First, they wanted to camp in bunkhouses at Phantom Ranch, at the bottom of the canyon. Reservations must be made a year in advance, typically on the first day reservations are taken for that date. "I got Phantom Ranch, which was insane," Jasper said. "I had two phones, with the number going back and forth on speed dial."
It took an hour of dialing and he spent another half-hour on hold to get that permit.
But the trip he wanted also had backcountry camping sites in other areas, for which he had to apply four months in advance.
He was at a Boy Scout camp on the day those permits became available and borrowed an office fax machine. The lines were jammed at the Grand Canyon's Backcountry Office.
"I was faxing, and faxing and faxing and faxing," he said, to get camping permits for the rest of the trip.

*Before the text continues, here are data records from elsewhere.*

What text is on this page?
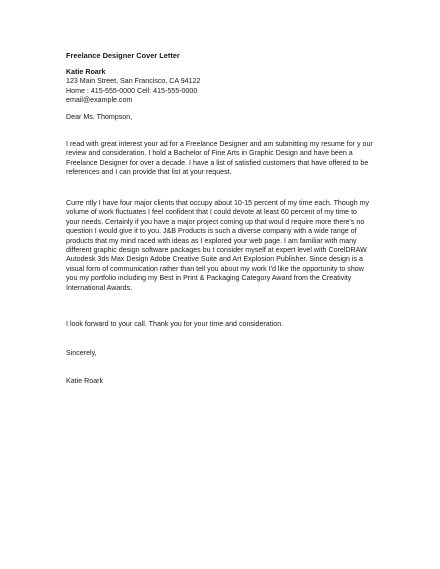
Freelance Designer Cover Letter
Katie Roark
123 Main Street, San Francisco, CA 94122
Home : 415-555-0000 Cell: 415-555-0000
email@example.com
Dear Ms. Thompson,
I read with great interest your ad for a Freelance Designer and am submitting my resume for y our
review and consideration. I hold a Bachelor of Fine Arts in Graphic Design and have been a
Freelance Designer for over a decade. I have a list of satisfied customers that have offered to be
references and I can provide that list at your request.
Curre ntly I have four major clients that occupy about 10-15 percent of my time each. Though my
volume of work fluctuates I feel confident that I could devote at least 60 percent of my time to
your needs. Certainly if you have a major project coming up that woul d require more there's no
question I would give it to you. J&B Products is such a diverse company with a wide range of
products that my mind raced with ideas as I explored your web page. I am familiar with many
different graphic design software packages bu t consider myself at expert level with CorelDRAW
Autodesk 3ds Max Design Adobe Creative Suite and Art Explosion Publisher. Since design is a
visual form of communication rather than tell you about my work I'd like the opportunity to show
you my portfolio including my Best in Print & Packaging Category Award from the Creativity
International Awards.
I look forward to your call. Thank you for your time and consideration.
Sincerely,
Katie Roark
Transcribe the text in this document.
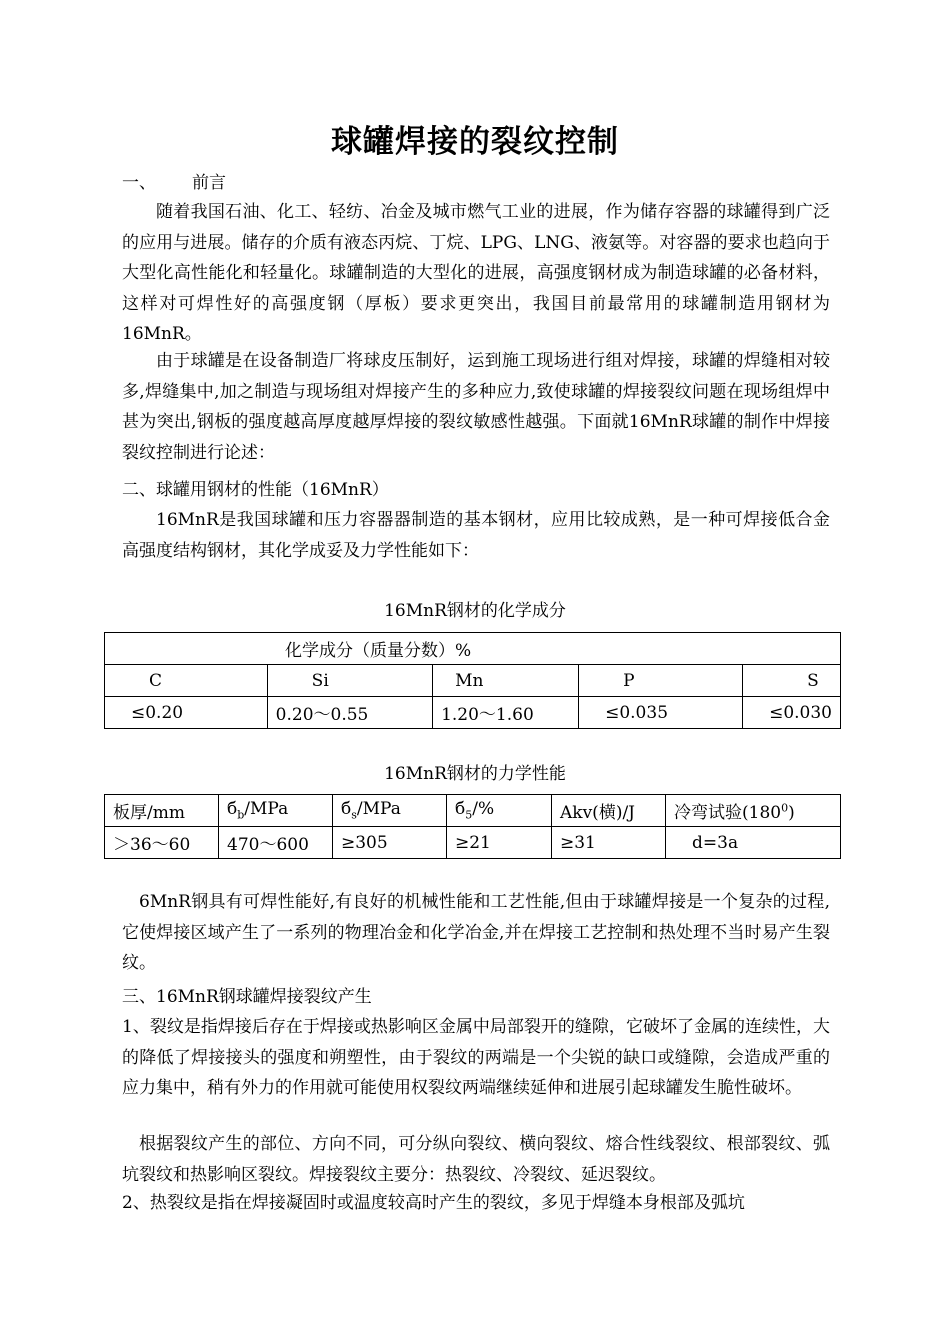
球罐焊接的裂纹控制
一、 前言
随着我国石油、化工、轻纺、冶金及城市燃气工业的进展，作为储存容器的球罐得到广泛的应用与进展。储存的介质有液态丙烷、丁烷、LPG、LNG、液氨等。对容器的要求也趋向于大型化高性能化和轻量化。球罐制造的大型化的进展，高强度钢材成为制造球罐的必备材料，这样对可焊性好的高强度钢（厚板）要求更突出，我国目前最常用的球罐制造用钢材为16MnR。
由于球罐是在设备制造厂将球皮压制好，运到施工现场进行组对焊接，球罐的焊缝相对较多,焊缝集中,加之制造与现场组对焊接产生的多种应力,致使球罐的焊接裂纹问题在现场组焊中甚为突出,钢板的强度越高厚度越厚焊接的裂纹敏感性越强。下面就16MnR球罐的制作中焊接裂纹控制进行论述：
二、球罐用钢材的性能（16MnR）
16MnR是我国球罐和压力容器器制造的基本钢材，应用比较成熟，是一种可焊接低合金高强度结构钢材，其化学成妥及力学性能如下：
16MnR钢材的化学成分
化学成分（质量分数）%				
C	Si	Mn	P	S
≤0.20	0.20～0.55	1.20～1.60	≤0.035	≤0.030
16MnR钢材的力学性能
板厚/mm	$б_b$/MPa	$б_s$/MPa	$б_5/\%$	Akv(横)/J	冷弯试验$(180^0)$
＞36～60	470～600	≥305	≥21	≥31	d=3a
6MnR钢具有可焊性能好,有良好的机械性能和工艺性能,但由于球罐焊接是一个复杂的过程,它使焊接区域产生了一系列的物理冶金和化学冶金,并在焊接工艺控制和热处理不当时易产生裂纹。
三、16MnR钢球罐焊接裂纹产生
1、裂纹是指焊接后存在于焊接或热影响区金属中局部裂开的缝隙，它破坏了金属的连续性，大的降低了焊接接头的强度和朔塑性，由于裂纹的两端是一个尖锐的缺口或缝隙，会造成严重的应力集中，稍有外力的作用就可能使用权裂纹两端继续延伸和进展引起球罐发生脆性破坏。
根据裂纹产生的部位、方向不同，可分纵向裂纹、横向裂纹、熔合性线裂纹、根部裂纹、弧坑裂纹和热影响区裂纹。焊接裂纹主要分：热裂纹、冷裂纹、延迟裂纹。
2、热裂纹是指在焊接凝固时或温度较高时产生的裂纹，多见于焊缝本身根部及弧坑
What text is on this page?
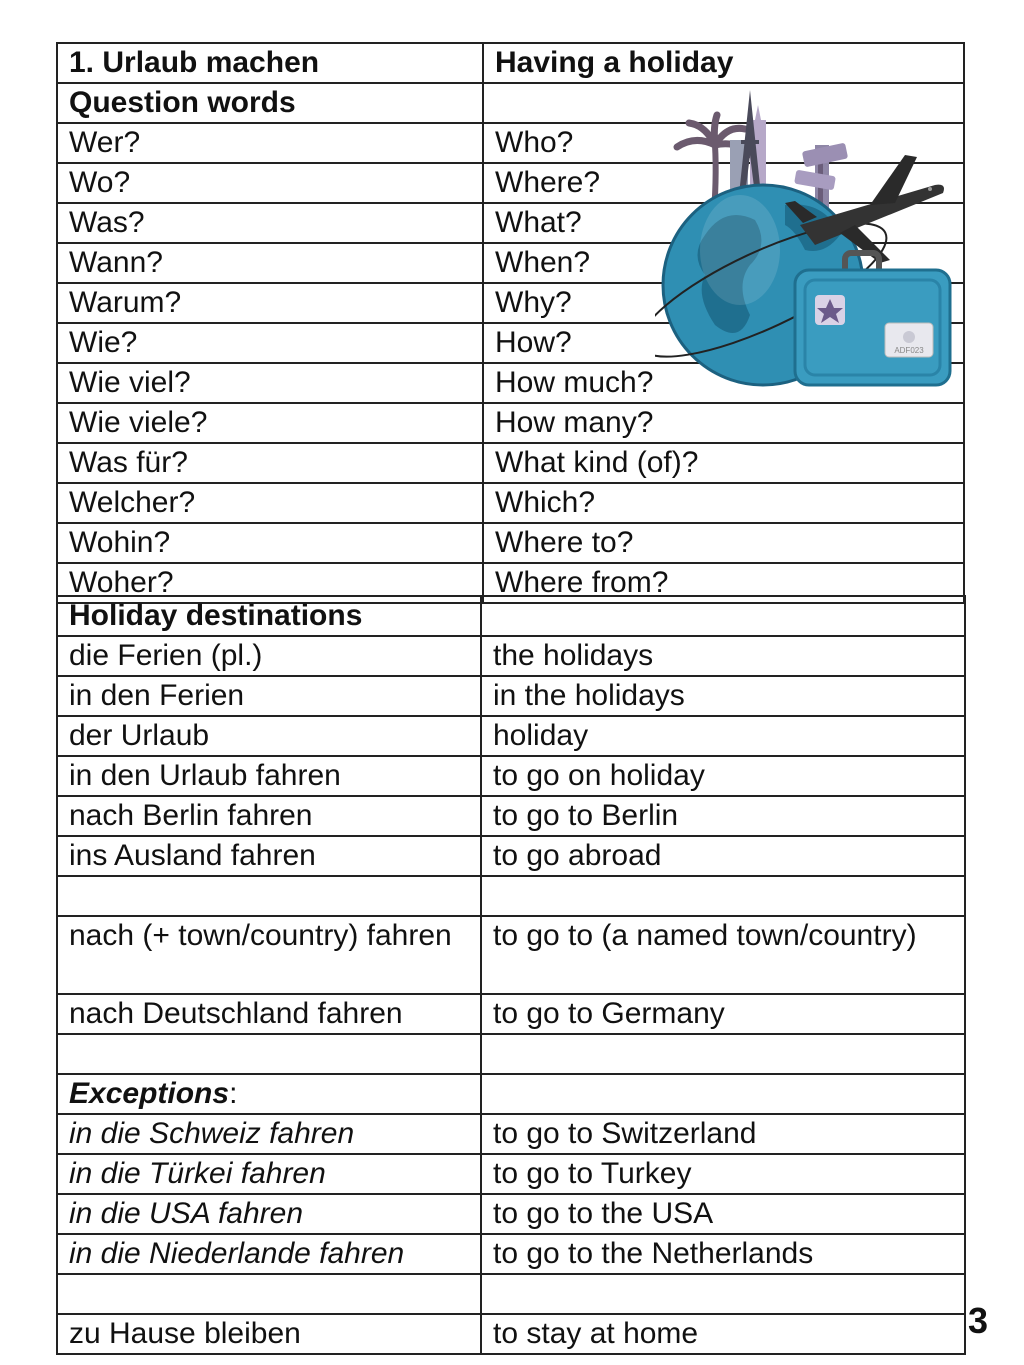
1. Urlaub machen	Having a holiday
Question words	
Wer?	Who?
Wo?	Where?
Was?	What?
Wann?	When?
Warum?	Why?
Wie?	How?
Wie viel?	How much?
Wie viele?	How many?
Was für?	What kind (of)?
Welcher?	Which?
Wohin?	Where to?
Woher?	Where from?
ADF023
Holiday destinations	
die Ferien (pl.)	the holidays
in den Ferien	in the holidays
der Urlaub	holiday
in den Urlaub fahren	to go on holiday
nach Berlin fahren	to go to Berlin
ins Ausland fahren	to go abroad

nach (+ town/country) fahren	to go to (a named town/country)
nach Deutschland fahren	to go to Germany

Exceptions:	
in die Schweiz fahren	to go to Switzerland
in die Türkei fahren	to go to Turkey
in die USA fahren	to go to the USA
in die Niederlande fahren	to go to the Netherlands

zu Hause bleiben	to stay at home	3
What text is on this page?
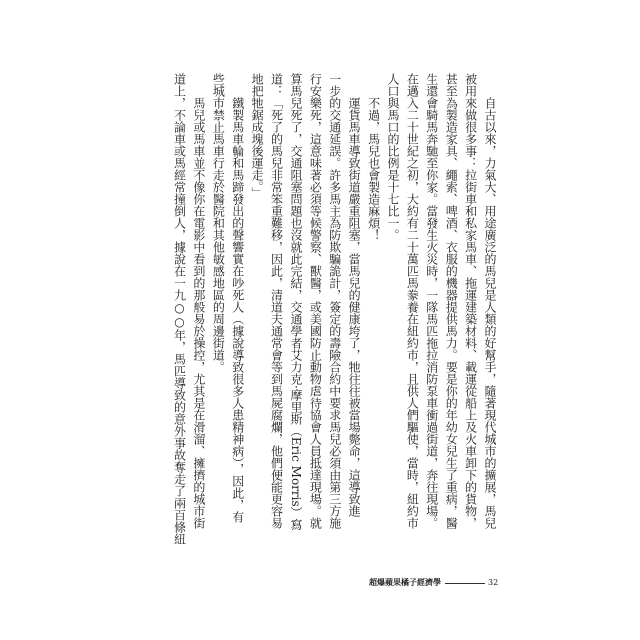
自古以來，力氣大、用途廣泛的馬兒是人類的好幫手，隨著現代城市的擴展，馬兒
被用來做很多事：拉街車和私家馬車、拖運建築材料、載運從船上及火車卸下的貨物，
甚至為製造家具、繩索、啤酒、衣服的機器提供馬力。要是你的年幼女兒生了重病，醫
生還會騎馬奔馳至你家。當發生火災時，一隊馬匹拖拉消防泵車衝過街道，奔往現場。
在邁入二十世紀之初，大約有二十萬匹馬豢養在紐約市，且供人們驅使，當時，紐約市
人口與馬口的比例是十七比一。
不過，馬兒也會製造麻煩！
運貨馬車導致街道嚴重阻塞，當馬兒的健康垮了，牠往往被當場斃命，這導致進
一步的交通延誤。許多馬主為防欺騙詭計，簽定的壽險合約中要求馬兒必須由第三方施
行安樂死，這意味著必須等候警察、獸醫，或美國防止動物虐待協會人員抵達現場。就
算馬兒死了，交通阻塞問題也沒就此完結，交通學者艾力克‧摩里斯（Eric Morris）寫
道：「死了的馬兒非常笨重難移，因此，清道夫通常會等到馬屍腐爛，他們便能更容易
地把牠鋸成塊後運走。」
鐵製馬車輪和馬蹄發出的聲響實在吵死人（據說導致很多人患精神病），因此，有
些城市禁止馬車行走於醫院和其他敏感地區的周邊街道。
馬兒或馬車並不像你在電影中看到的那般易於操控，尤其是在滑溜、擁擠的城市街
道上，不論車或馬經常撞倒人，據說在一九○○年，馬匹導致的意外事故奪走了兩百條紐
超爆蘋果橘子經濟學	32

He failed at first, but succeeded after his wife continued the faxes from elsewhere.
"You really have to think ahead to just make a trip through there," he said.
NO MORE GAMING THE SYSTEM
Getting one of the roughly 11,500 permits granted each year to backpack overnight in the Grand Canyon is indeed competitive, particularly on the most popular trails and in milder weather.
October and May are the most popular months for those seeking the piece of paper required to camp most places below the rim, with nearly one of every two people denied.
So some local hikers and backpacking guides beat the system and get guaranteed camping spots on the most popular trails by standing in line at the Grand Canyon reservation office four months in advance.
They line up at the backcountry office at the South Rim on the first day the permits become available -- beating those applying by fax or mail.
Some compare this ritual to the opening of a blockbuster movie, with hikers bringing camp chairs to sit and wait in the morning, swapping stories.
The crowds can exceed 100 and begin forming early in the morning.
Some even fly in from out of state to get permits for their groups at popular group-sized campground sites.
National Park Service administrators at Grand Canyon have decided that the system is unfair because it gives people with spare time or living near the canyon an advantage over all the rest.
The agency proposes to end the practice in February, making everyone in the world compete for advanced reservations by fax and mail only.
"We're trying to provide better equity between locals and international visitors," said Barclay Trimble, a deputy superintendent.
Further, the Park Service is not allowing any more individuals to establish commercial backpacking businesses until they sort out a larger plan for the backcountry.
Eventually the park also plans to move to an online reservation system.